The Chinese government has announced new tariffs on Canadian agricultural products, including a 100% duty on over $1 billion worth of rapeseed oil, oil cakes, and pea imports, and a 25% duty on $1.6 billion worth of Canadian pork and aquatic products.
The move comes as part of an escalating trade dispute between the two nations, with China accusing Canada of violating World Trade Organization (WTO) rules and engaging in protectionist practices.
Canola —one of Canada’s top exports to China— was notably excluded from the tariffs, signaling that Beijing may be leaving the door open for future trade negotiations.
Political analysts are saying that the timing of China’s tariffs serves as a warning to Canada against aligning too closely with U.S. trade policies. Dan Wang, China director at Eurasia Group, noted that China’s delayed response to Canada’s October tariffs reflects both capacity constraints and strategic signaling. “By striking now, China reminds Canada of the cost of aligning too closely with American trade policy,” Wang had said.
The Trump administration had previously signaled it could relax the 25% import levies on Canada and Mexico if they align with U.S. trade measures against China, particularly over issues like fentanyl flows.
The new tariffs are the latest development in a growing trade dispute between China and Canada. In August, Canadian Prime Minister Justin Trudeau imposed levies on Chinese goods, citing concerns over China’s state-directed policy of overcapacity. This followed similar actions by the United States and the European Union, both of which also applied tariffs on Chinese-made electric vehicles (EVs).
In response, China launched an anti-dumping investigation into Canadian canola imports in September. More than half of Canada’s canola exports go to China, with the trade valued at $3.7 billion in 2023, according to the Canola Council of Canada.
Canola Exclusion Suggests Room for Negotiations
Rosa Wang, an analyst with agricultural consultancy JCI, noted that the exclusion of canola from the latest tariffs could be a strategic move by Beijing to leave room for negotiations.
“The investigation on Canadian canola is still ongoing. That canola was not included in the list of tariffs this time might also be a gesture to leave room for negotiations,” she said.
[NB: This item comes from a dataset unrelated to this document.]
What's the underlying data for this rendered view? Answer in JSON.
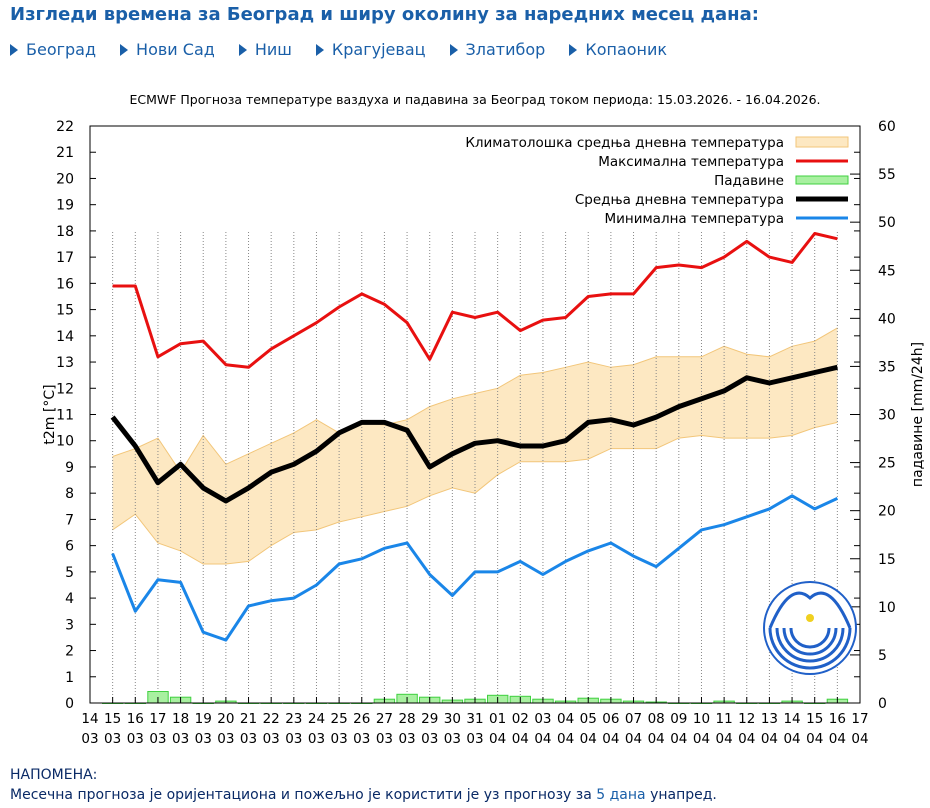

Beijing may also be hoping for a change in Canada’s government following the next national election, which must be held by October 20. A new administration could provide an opportunity to reset bilateral relations, similar to how China eased trade restrictions on Australia after a change in leadership.
China-Canada Trade Relations Under Strain
China is Canada’s second-largest trading partner, trailing far behind the United States. In 2024, Canada exported $47 billion worth of goods to China, according to Chinese customs data. However, the ongoing trade dispute has strained relations between the two nations.
Even Pay, an agriculture analyst at Trivium China, expressed confusion over Beijing’s latest move. “To be honest, I don’t understand why they are doing this one at all,” Pay said. She added that Beijing might use Canada’s upcoming election as an opportunity to reset relations, as it did with Australia.
China’s approach to Canada mirrors its past actions against Australia. In 2020, Beijing imposed tariffs, bans, and restrictions on key Australian exports, including barley, wine, beef, coal, lobster, and timber, in retaliation for Canberra’s call for a COVID-19 origins probe. These measures were not lifted until 2023, a year after Australian Prime Minister Anthony Albanese replaced Scott Morrison, who had initiated the inquiry.
As the trade dispute escalates, all eyes are on Canada’s upcoming election and whether a change in leadership could pave the way for improved relations with China. In the meantime, Canadian exporters are bracing for the impact of the new tariffs, while Beijing continues to signal its willingness to negotiate—provided Canada adjusts its trade policies.